While there is a public health emergency, the collective has stated that the pandemic and its aftermath will also create the conditions that create homelessness — job loss, rent arrears, poverty and the breakdown of personal relationships and living arrangements.

Maggie Brünjes, Chief Executive of Homeless Network Scotland, which facilitates the collective said: “Housing was our first line of defence against Covid-19 before vaccines and the other measures we have in place now.

"The pandemic brought into sharp focus how linked our home, health and wellbeing are and shone a brighter light on rough sleeping as the public health emergency it always was.

“We know the pandemic and its aftermath will create conditions that create homelessness — loss of employment or reduced hours, rent arrears, deeper poverty and the breakdown of personal relationships and living arrangements.
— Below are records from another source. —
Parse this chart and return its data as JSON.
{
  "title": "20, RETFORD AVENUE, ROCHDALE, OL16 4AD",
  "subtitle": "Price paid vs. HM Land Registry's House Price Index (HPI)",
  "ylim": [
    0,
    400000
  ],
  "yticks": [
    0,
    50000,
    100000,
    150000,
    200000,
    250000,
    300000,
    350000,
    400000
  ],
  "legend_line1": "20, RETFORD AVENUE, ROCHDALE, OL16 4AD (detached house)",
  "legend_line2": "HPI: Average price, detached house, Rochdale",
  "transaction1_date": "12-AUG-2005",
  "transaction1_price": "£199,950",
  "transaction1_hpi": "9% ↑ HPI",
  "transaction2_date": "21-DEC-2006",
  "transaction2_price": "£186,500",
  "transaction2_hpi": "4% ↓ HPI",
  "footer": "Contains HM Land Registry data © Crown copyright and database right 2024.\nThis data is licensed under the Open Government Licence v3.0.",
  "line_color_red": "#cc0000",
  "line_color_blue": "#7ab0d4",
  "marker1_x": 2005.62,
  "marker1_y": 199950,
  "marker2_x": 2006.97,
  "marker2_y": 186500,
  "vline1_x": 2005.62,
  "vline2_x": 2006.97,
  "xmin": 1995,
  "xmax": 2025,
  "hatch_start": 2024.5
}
To prevent this, we need to protect the progress that has been made and make faster gains on the big issues that drive homelessness.”

At the start of the pandemic, the collective set out three immediate priorities: more homes for good health; no return to rough sleeping; no evictions into homelessness. Since then, the collective has collaborated with the Scottish Government, local authorities and housing associations to implement shared priorities around this triple-lock of measures.

These measures also now underpin the collective’s approach for 2022 – setting out what matters

and why – along with the specific role that the Everyone Home collective will contribute.

Among these are an ‘Ask About Housing’ professional and public perceptions programme to support implementation of new duties to prevent homelessness and securing a strategic funding partnership to bring about an end to destitution among people with no recourse to public funds.

Many aspects of Scotland’s response to homelessness have increased in pace in response to the

pressure of the public health emergency since 2020. The challenge for organisations working in the sector has been to keep pace with rapid change and safeguard what has been achieved.

The collective has identified the key fronts where faster gains are needed in 2022, including reducing poverty which it describes as "the key driver of homelessness, in all its forms".

Ms Brünjes added: “The emergency legislation introduced in the Scottish Parliament early in the pandemic played a vital role in protecting people’s homes – and may in part have contributed to the reduction in homelessness reported during the first year of lockdown.

"We need to build from this with an end to evictions into homelessness, the prevention of avoidable evictions along with greater focus on reducing poverty and better joined up working across all sectors and services.”